Apesar das negativas de Lula, persistem informações que o dão como inclinado a desistir de sua candidatura presidencial. As dificuldades que vem encontrando são múltiplas, dentro e fora do partido, e têm uma motivação básica: a descrença geral, no âmbito dos partidos de oposição, nas suas chances efetivas de vitória.
Sabe-se que a única chance de triunfo de uma candidatura oposicionista é a unidade que consiga construir em torno de si. A partir daí, é possível dar conteúdo prático ao sonho de vitória contra Fernando Henrique. Sem unidade, porém, nada feito. Questão de aritimética.
Lula, neste momento, não conseguiu unidade nem no PT. O estigma de duas derrotas consecutivas e a convicção de que sua imagem perante o público está desgastada e presa ao passado fortalecem os que querem removê-lo. Ele sente-se desmerecido e tem dificuldades de conservar, nesse ambiente, qualquer resíduo de entusiasmo.

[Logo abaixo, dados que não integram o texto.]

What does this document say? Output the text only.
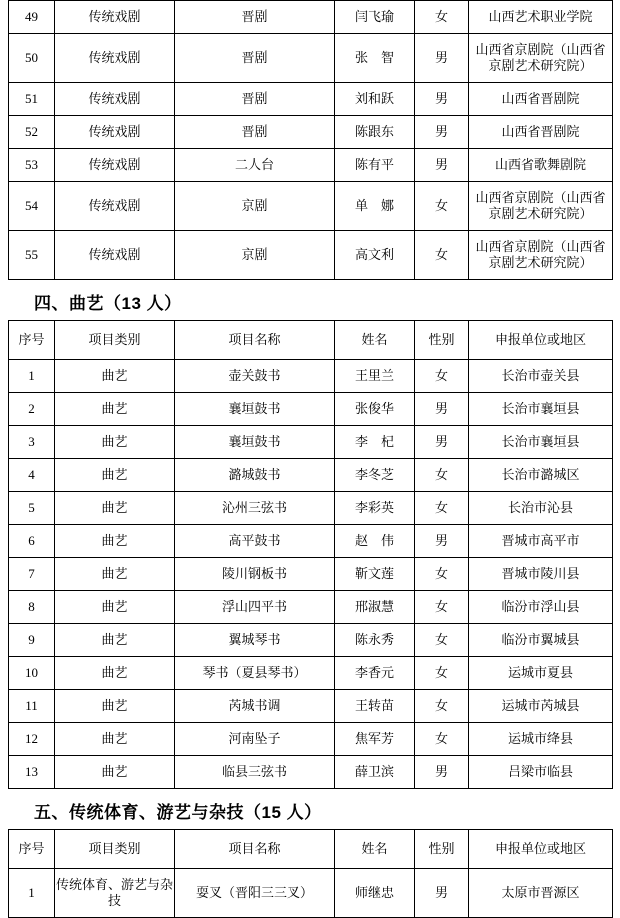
49	传统戏剧	晋剧	闫飞瑜	女	山西艺术职业学院
50	传统戏剧	晋剧	张　智	男	山西省京剧院（山西省京剧艺术研究院）
51	传统戏剧	晋剧	刘和跃	男	山西省晋剧院
52	传统戏剧	晋剧	陈跟东	男	山西省晋剧院
53	传统戏剧	二人台	陈有平	男	山西省歌舞剧院
54	传统戏剧	京剧	单　娜	女	山西省京剧院（山西省京剧艺术研究院）
55	传统戏剧	京剧	高文利	女	山西省京剧院（山西省京剧艺术研究院）
四、曲艺（13 人）
序号	项目类别	项目名称	姓名	性别	申报单位或地区
1	曲艺	壶关鼓书	王里兰	女	长治市壶关县
2	曲艺	襄垣鼓书	张俊华	男	长治市襄垣县
3	曲艺	襄垣鼓书	李　杞	男	长治市襄垣县
4	曲艺	潞城鼓书	李冬芝	女	长治市潞城区
5	曲艺	沁州三弦书	李彩英	女	长治市沁县
6	曲艺	高平鼓书	赵　伟	男	晋城市高平市
7	曲艺	陵川钢板书	靳文莲	女	晋城市陵川县
8	曲艺	浮山四平书	邢淑慧	女	临汾市浮山县
9	曲艺	翼城琴书	陈永秀	女	临汾市翼城县
10	曲艺	琴书（夏县琴书）	李香元	女	运城市夏县
11	曲艺	芮城书调	王转苗	女	运城市芮城县
12	曲艺	河南坠子	焦军芳	女	运城市绛县
13	曲艺	临县三弦书	薛卫滨	男	吕梁市临县
五、传统体育、游艺与杂技（15 人）
序号	项目类别	项目名称	姓名	性别	申报单位或地区
1	传统体育、游艺与杂技	耍叉（晋阳三三叉）	师继忠	男	太原市晋源区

Os aliados potenciais estão cada vez mais distantes. O PPS vai mesmo de Ciro Gomes. O PDT cada dia desconversa mais. Brizola, que, no início do processo, chegou a oferecer-se como candidato a vice de Lula, numa chapa de consenso, já não é o mesmo.

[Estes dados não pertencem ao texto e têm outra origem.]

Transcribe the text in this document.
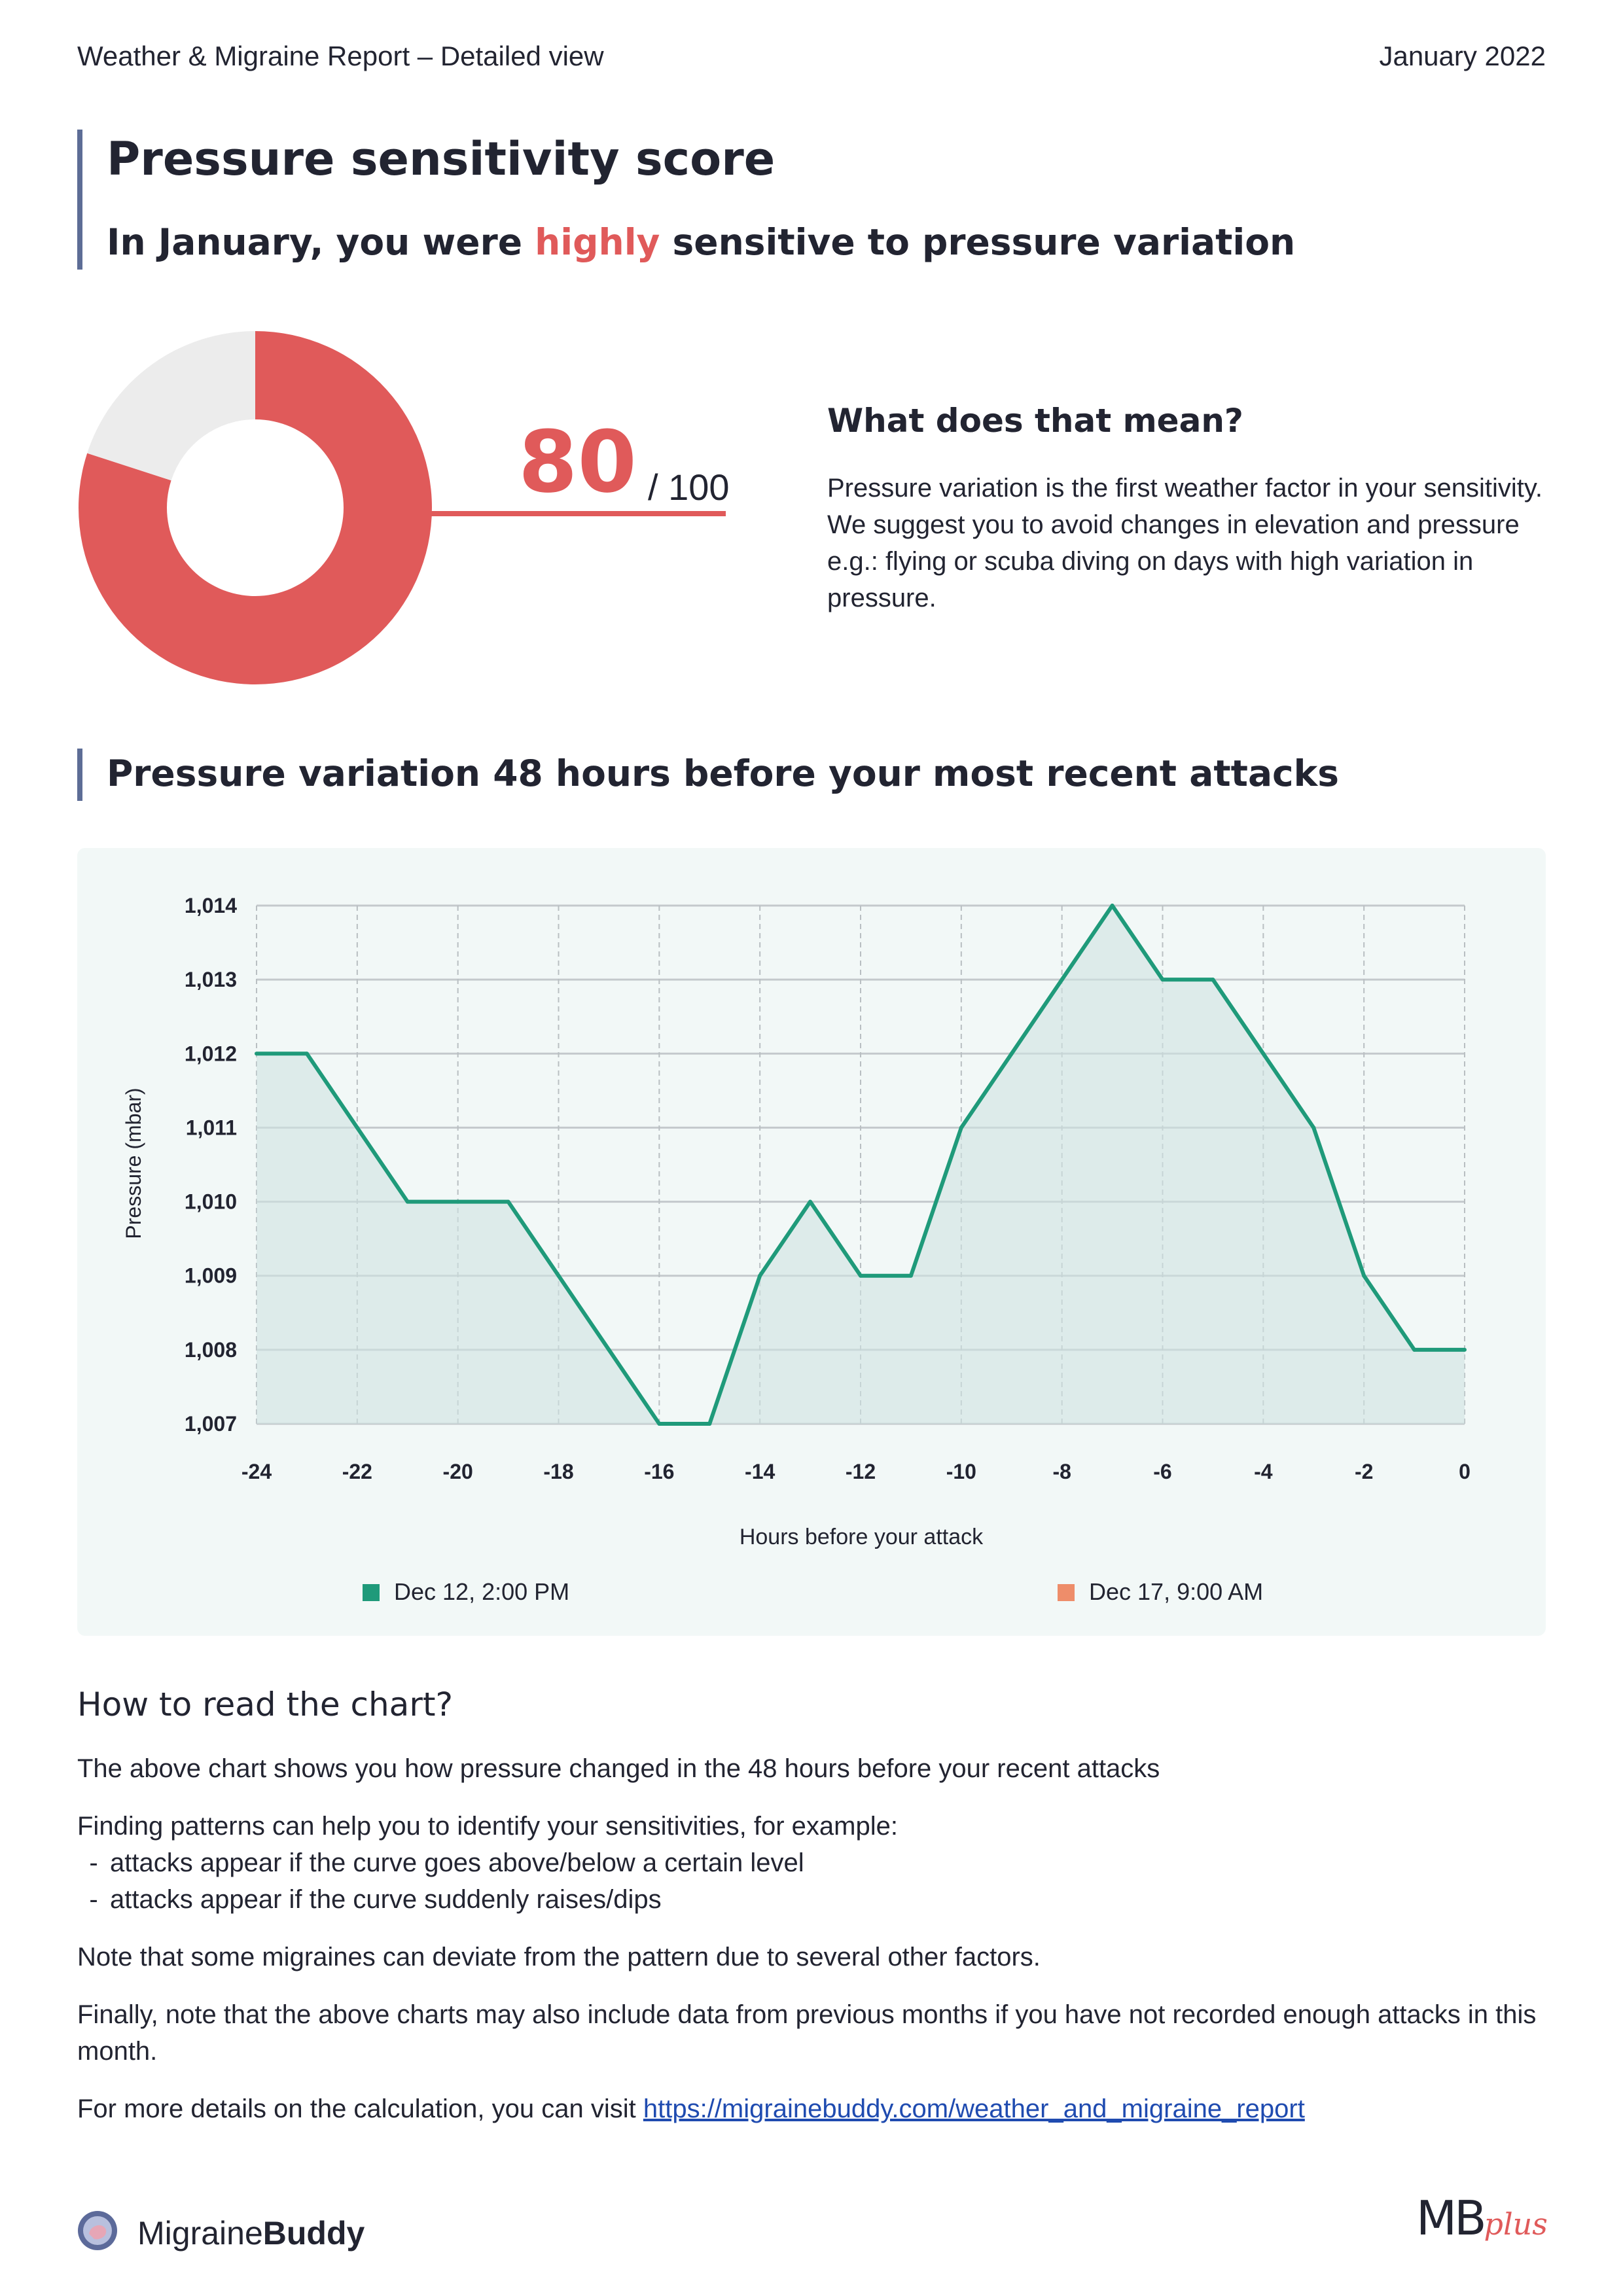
Weather & Migraine Report – Detailed view	January 2022
Pressure sensitivity score
In January, you were highly sensitive to pressure variation
80 / 100
What does that mean?
Pressure variation is the first weather factor in your sensitivity. We suggest you to avoid changes in elevation and pressure e.g.: flying or scuba diving on days with high variation in pressure.
Pressure variation 48 hours before your most recent attacks
1,014
1,013
1,012
1,011
1,010
1,009
1,008
1,007
-24	-22	-20	-18	-16	-14	-12	-10	-8	-6	-4	-2	0
Pressure (mbar)
Hours before your attack
Dec 12, 2:00 PM	Dec 17, 9:00 AM
How to read the chart?
The above chart shows you how pressure changed in the 48 hours before your recent attacks
Finding patterns can help you to identify your sensitivities, for example:
- attacks appear if the curve goes above/below a certain level
- attacks appear if the curve suddenly raises/dips
Note that some migraines can deviate from the pattern due to several other factors.
Finally, note that the above charts may also include data from previous months if you have not recorded enough attacks in this month.
For more details on the calculation, you can visit https://migrainebuddy.com/weather_and_migraine_report
MigraineBuddy	MBplus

Voltou a criticar o PT, a valorizar diferenças e obstáculos e, hoje, já condiciona a parceria a uma ‘‘consulta às bases’’ _ o velho chavão dos políticos quando querem protelar ou mudar decisões. Quando se ofereceu para ser vice de Lula, Brizola não precisou consultar as bases. Nem muito menos para opor-se ao impeachment de Fernando Collor.

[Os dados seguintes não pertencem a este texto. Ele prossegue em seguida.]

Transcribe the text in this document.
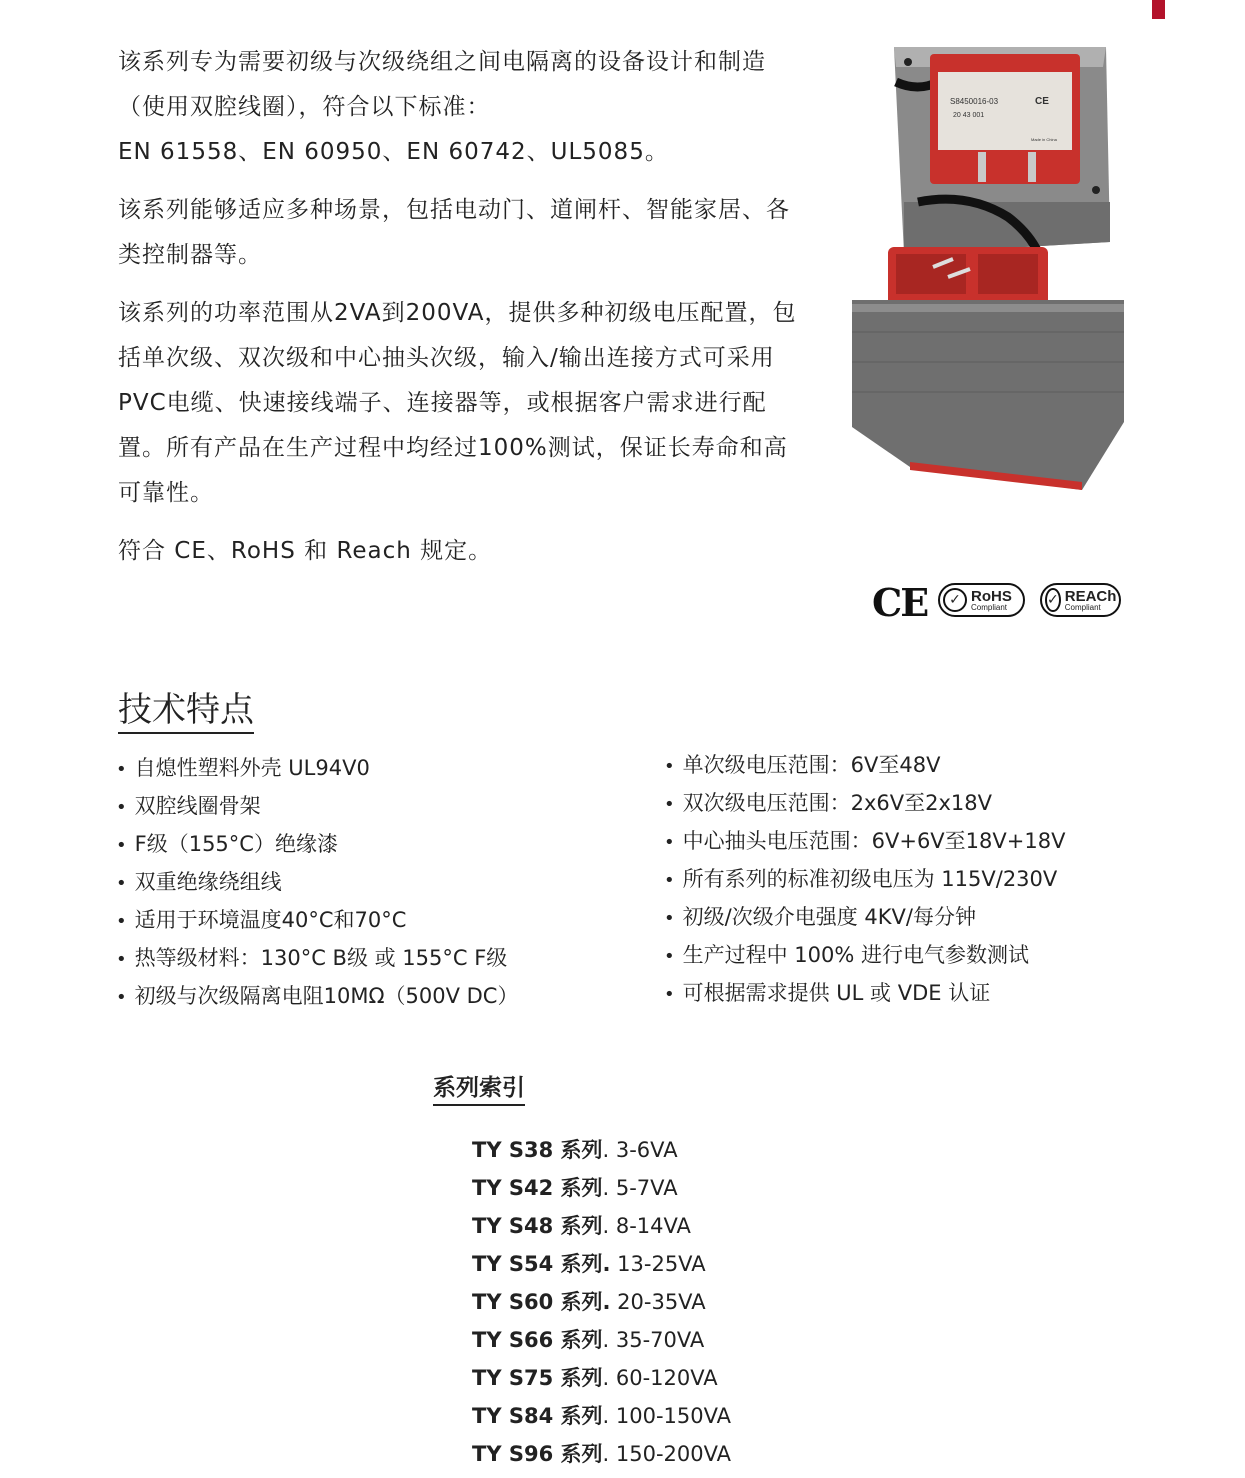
该系列专为需要初级与次级绕组之间电隔离的设备设计和制造（使用双腔线圈），符合以下标准：

EN 61558、EN 60950、EN 60742、UL5085。

该系列能够适应多种场景，包括电动门、道闸杆、智能家居、各类控制器等。

该系列的功率范围从2VA到200VA，提供多种初级电压配置，包括单次级、双次级和中心抽头次级，输入/输出连接方式可采用PVC电缆、快速接线端子、连接器等，或根据客户需求进行配置。所有产品在生产过程中均经过100%测试，保证长寿命和高可靠性。

符合 CE、RoHS 和 Reach 规定。

S8450016-03
20 43 001
CE
Made in China
CE	✓ RoHS
Compliant	✓ REACh
Compliant
技术特点
• 自熄性塑料外壳 UL94V0
• 双腔线圈骨架
• F级（155°C）绝缘漆
• 双重绝缘绕组线
• 适用于环境温度40°C和70°C
• 热等级材料：130°C B级 或 155°C F级
• 初级与次级隔离电阻10MΩ（500V DC）
• 单次级电压范围：6V至48V
• 双次级电压范围：2x6V至2x18V
• 中心抽头电压范围：6V+6V至18V+18V
• 所有系列的标准初级电压为 115V/230V
• 初级/次级介电强度 4KV/每分钟
• 生产过程中 100% 进行电气参数测试
• 可根据需求提供 UL 或 VDE 认证
系列索引
TY S38 系列. 3-6VA
TY S42 系列. 5-7VA
TY S48 系列. 8-14VA
TY S54 系列. 13-25VA
TY S60 系列. 20-35VA
TY S66 系列. 35-70VA
TY S75 系列. 60-120VA
TY S84 系列. 100-150VA
TY S96 系列. 150-200VA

O PSB de Miguel Arraes tem sido, ao menos, mais coerente. Arraes, desde o princípio, criticou a candidatura Lula, por achá-la eleitoralmente inviável. Estimulou a candidatura Ciro Gomes, da qual também desistiu em função de resistências a seu nome na própria seção cearense do PSB. De Ciro foi para Itamar Franco, mas a convenção do PMDB inviabilizou seu sonho.
Sem alternativas, Arraes passou a ser pressionado pelas bases do partido para se coligar ao PT. Não que as bases do PSB creiam nas chances de Lula. O que o partido quer é beneficiar-se de coligações estaduais. Nos estados onde o partido tem alguma expressão, o PT é o único parceiro viável. Sem a parceria, o PSB extingue-se; com a parceria, pode eleger bancadas razoáveis para a Câmara dos Deputados e Assembléias Legislativas.
Mesmo diante dessas pressões, Arraes protelou. Apenas formou uma comissão interna para discutir com os demais partidos de oposição a viabilidade de uma aliança com o PT. Juscelino Kubitschek dizia que, no Brasil, quando não se quer resolver alguma coisa, cria-se uma comissão (quando se quer, paga-se uma comissão, mas essa é outra história). A comissão do PSB é um recurso para aguardar o desembarque da candidatura Lula.
O problema maior, porém, não é o desembarque, mas o que embarcar no lugar. As inscrições estão abertas.